The identification of complex semantic graph structures such as events and entity relations from unstructured texts, already a challenging Information Extraction task, is doubly difficult to extract from sources written in under-resourced and under-annotated languages. We investigate the suitability of cross-lingual cross-media graph structure transfer techniques for these tasks. Previous efforts on cross-lingual transfer are limited to sequence level. In contrast, we observe that relational facts are typically expressed by identifiable structured graph patterns across multiple languages and data modalities. We exploit relation- and event-relevant language-universal and modality-universal features, leveraging both symbolic (including part-of-speech and dependency path) and distributional (including type representation and contextualized representation) information. We then represent all entity mentions, event triggers, and contexts into this complex and structured multilingual common space, using graph convolutional networks.

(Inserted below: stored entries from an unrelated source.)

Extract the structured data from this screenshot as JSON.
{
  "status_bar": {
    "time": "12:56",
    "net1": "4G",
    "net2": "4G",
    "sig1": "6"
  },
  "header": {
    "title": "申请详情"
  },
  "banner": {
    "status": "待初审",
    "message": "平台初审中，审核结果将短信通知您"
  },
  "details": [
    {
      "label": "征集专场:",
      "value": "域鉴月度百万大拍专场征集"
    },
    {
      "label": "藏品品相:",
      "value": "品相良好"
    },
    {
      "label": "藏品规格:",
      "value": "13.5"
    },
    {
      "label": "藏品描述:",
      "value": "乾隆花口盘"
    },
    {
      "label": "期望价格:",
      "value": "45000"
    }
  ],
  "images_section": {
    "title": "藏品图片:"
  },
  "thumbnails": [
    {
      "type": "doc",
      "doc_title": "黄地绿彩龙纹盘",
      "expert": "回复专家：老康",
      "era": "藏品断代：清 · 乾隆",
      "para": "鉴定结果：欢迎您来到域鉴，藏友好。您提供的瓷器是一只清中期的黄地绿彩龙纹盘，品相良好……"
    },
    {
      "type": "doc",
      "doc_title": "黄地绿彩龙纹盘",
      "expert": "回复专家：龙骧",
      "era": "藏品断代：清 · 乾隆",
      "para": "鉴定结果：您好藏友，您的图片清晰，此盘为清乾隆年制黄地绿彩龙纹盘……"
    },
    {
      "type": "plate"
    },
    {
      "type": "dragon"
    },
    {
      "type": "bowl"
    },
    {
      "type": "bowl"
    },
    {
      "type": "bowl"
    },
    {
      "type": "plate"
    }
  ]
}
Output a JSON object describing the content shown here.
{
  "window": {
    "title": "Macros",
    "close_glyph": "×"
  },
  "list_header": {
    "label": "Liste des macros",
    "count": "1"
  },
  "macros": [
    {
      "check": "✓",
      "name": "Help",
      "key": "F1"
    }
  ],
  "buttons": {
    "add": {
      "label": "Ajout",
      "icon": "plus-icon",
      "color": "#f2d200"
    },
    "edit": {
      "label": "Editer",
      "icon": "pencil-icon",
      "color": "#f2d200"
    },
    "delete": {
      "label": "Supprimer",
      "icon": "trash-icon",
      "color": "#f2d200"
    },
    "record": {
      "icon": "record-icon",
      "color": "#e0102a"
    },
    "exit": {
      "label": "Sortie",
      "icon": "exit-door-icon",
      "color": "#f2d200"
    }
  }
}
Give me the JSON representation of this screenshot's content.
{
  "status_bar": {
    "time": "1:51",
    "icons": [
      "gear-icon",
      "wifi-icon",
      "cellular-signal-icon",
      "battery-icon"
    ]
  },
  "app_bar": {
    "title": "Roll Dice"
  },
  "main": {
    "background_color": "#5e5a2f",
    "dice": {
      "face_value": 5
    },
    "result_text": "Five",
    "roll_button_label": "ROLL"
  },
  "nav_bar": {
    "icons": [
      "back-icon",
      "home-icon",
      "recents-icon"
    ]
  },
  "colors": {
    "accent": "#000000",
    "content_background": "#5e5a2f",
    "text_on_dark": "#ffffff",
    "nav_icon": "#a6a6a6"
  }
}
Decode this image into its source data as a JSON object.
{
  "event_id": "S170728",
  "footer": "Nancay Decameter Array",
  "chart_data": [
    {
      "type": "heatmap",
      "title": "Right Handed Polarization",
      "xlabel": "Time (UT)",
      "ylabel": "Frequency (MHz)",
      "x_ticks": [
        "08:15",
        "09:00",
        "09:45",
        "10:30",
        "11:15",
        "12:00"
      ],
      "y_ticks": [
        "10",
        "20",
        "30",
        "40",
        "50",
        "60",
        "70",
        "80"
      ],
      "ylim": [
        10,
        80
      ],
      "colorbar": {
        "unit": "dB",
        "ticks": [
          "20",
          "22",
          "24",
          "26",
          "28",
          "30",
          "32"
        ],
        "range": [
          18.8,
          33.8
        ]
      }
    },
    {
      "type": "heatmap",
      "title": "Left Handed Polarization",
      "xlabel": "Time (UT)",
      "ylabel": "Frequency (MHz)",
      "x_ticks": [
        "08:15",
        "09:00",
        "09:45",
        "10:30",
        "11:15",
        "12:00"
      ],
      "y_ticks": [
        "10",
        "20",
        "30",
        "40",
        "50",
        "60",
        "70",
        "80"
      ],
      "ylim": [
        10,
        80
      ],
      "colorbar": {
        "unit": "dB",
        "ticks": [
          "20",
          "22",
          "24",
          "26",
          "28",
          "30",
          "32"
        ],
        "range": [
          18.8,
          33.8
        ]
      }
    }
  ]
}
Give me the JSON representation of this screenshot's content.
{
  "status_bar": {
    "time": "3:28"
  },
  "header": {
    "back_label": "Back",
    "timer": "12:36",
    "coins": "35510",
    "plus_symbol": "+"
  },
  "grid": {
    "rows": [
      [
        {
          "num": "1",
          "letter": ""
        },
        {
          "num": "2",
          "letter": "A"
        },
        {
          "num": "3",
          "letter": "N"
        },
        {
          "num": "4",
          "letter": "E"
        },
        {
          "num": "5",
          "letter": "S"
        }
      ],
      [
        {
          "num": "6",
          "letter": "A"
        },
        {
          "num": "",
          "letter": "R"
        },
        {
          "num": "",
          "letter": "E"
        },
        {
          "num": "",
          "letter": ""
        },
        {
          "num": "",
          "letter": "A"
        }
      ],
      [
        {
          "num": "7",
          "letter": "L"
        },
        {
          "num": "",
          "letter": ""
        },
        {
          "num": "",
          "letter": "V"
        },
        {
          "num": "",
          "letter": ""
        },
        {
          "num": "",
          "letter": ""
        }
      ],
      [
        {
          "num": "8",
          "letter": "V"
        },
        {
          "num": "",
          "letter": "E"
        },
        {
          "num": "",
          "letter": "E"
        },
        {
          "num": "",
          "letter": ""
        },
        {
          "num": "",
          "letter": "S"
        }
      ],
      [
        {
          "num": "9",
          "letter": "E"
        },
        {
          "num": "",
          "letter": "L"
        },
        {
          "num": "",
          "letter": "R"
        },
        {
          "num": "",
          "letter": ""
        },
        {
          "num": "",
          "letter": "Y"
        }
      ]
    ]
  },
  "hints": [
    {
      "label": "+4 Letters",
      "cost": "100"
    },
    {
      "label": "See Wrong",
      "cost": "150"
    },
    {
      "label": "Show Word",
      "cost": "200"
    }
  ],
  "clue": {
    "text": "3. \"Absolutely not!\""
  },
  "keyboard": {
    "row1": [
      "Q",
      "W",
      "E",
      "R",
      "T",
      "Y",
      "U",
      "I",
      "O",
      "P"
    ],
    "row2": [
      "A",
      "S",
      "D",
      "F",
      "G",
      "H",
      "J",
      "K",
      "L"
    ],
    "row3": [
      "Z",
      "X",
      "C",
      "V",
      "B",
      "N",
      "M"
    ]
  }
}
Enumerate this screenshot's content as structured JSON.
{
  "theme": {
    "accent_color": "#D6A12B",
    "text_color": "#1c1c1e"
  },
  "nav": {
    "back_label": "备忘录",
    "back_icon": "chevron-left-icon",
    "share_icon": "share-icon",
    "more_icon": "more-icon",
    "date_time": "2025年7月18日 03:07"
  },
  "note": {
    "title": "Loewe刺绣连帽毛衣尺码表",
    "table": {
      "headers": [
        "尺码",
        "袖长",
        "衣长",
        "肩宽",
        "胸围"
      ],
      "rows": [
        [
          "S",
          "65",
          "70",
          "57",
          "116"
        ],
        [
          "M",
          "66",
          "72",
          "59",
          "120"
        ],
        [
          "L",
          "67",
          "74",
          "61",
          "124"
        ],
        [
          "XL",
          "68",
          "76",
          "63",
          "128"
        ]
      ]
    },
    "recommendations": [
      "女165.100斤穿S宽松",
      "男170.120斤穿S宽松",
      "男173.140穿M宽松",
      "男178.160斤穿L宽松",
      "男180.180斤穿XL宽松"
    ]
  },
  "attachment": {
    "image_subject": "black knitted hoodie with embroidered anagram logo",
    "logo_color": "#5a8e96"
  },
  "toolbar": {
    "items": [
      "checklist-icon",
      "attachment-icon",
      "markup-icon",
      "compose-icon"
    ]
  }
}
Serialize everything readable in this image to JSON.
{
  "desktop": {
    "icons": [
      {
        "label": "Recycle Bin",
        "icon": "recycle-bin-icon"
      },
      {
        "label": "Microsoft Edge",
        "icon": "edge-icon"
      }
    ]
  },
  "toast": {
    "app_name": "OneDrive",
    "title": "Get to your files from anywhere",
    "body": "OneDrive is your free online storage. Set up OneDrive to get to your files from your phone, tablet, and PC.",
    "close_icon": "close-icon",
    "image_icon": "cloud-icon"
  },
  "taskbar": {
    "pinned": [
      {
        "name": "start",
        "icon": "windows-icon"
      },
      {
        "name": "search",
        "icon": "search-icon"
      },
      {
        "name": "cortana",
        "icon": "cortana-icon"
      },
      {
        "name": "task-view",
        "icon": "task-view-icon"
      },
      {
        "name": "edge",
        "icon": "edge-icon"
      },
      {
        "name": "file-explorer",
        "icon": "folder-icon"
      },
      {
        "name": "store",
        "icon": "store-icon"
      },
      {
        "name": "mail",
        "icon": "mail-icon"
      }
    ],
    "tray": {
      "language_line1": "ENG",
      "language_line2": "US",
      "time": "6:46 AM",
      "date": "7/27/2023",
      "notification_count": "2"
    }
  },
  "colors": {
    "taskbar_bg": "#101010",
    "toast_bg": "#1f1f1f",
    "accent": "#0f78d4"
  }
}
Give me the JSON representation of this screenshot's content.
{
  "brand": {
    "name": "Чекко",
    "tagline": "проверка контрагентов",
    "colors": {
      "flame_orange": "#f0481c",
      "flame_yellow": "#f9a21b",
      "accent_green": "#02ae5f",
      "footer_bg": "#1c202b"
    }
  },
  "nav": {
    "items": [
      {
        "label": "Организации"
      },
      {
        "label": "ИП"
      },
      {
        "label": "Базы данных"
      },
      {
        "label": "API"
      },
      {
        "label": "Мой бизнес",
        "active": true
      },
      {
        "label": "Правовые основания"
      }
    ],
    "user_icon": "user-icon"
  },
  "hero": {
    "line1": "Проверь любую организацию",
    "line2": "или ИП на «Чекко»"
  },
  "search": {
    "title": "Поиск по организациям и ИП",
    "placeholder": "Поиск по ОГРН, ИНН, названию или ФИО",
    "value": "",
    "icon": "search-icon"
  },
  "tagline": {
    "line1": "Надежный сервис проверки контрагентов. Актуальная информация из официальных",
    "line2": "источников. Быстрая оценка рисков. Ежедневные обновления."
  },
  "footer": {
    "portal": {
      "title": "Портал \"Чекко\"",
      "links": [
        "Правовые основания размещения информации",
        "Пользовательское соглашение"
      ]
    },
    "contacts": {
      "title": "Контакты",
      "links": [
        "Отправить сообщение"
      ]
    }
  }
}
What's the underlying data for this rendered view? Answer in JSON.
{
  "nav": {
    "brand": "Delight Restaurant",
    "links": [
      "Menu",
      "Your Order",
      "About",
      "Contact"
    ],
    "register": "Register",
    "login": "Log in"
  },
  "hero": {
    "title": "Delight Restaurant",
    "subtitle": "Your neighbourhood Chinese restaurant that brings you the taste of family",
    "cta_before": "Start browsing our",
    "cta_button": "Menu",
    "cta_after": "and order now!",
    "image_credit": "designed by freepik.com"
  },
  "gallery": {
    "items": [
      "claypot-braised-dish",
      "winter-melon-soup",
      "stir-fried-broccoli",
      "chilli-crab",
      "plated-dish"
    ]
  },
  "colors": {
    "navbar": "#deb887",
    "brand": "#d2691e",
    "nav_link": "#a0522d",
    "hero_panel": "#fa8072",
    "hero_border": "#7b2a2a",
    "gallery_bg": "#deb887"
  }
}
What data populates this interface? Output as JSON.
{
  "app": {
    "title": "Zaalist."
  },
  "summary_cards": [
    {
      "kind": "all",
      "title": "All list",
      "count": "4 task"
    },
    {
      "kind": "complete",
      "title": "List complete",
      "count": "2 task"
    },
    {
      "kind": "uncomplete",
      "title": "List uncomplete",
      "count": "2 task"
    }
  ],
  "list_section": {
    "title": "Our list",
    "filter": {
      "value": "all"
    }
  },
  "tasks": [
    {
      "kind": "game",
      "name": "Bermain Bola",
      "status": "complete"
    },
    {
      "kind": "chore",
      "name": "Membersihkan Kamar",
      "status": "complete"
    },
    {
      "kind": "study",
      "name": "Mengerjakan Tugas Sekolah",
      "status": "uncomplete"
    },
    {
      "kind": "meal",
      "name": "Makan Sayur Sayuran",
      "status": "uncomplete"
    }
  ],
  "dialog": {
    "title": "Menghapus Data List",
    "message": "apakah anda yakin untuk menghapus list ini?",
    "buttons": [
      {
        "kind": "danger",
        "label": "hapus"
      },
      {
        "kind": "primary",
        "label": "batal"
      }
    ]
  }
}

In this way all the sentences from multiple languages, along with visual objects from images are represented as one shared unified graph representation. We then train a relation or event extractor from source language annotations and apply it to the target language and images. Extensive experiments on cross-lingual and cross-media relation and event transfer demonstrate that our approach achieves performance comparable to state-of-the-art supervised models trained on up to 3,000 manually annotated mentions, and dramatically outperforms methods learned from flat representation. I will show a preliminary demo on applying the resultant event knowledge base for automatic history book generation.

BIO

Heng Ji is a professor at Computer Science Department of University of Illinois at Urbana-Champaign. She received her B.A. and M. A. in Computational Linguistics from Tsinghua University, and her M.S. and Ph.D. in Computer Science from New York University. Her research interests focus on Natural Language Processing, especially on Information Extraction and Knowledge Base Population. She is selected as "Young Scientist" and a member of the Global Future Council on the Future of Computing by the World Economic Forum in 2016 and 2017. The awards she received include "AI's 10 to Watch" Award by IEEE Intelligent Systems in 2013 and NSF CAREER award in 2009. She has coordinated the NIST TAC Knowledge Base Population task since 2010. She is the associate editor for IEEE/ACM Transaction on Audio, Speech, and Language Processing, and served as the Program Committee Co-Chair of many conferences including NAACL-HLT2018.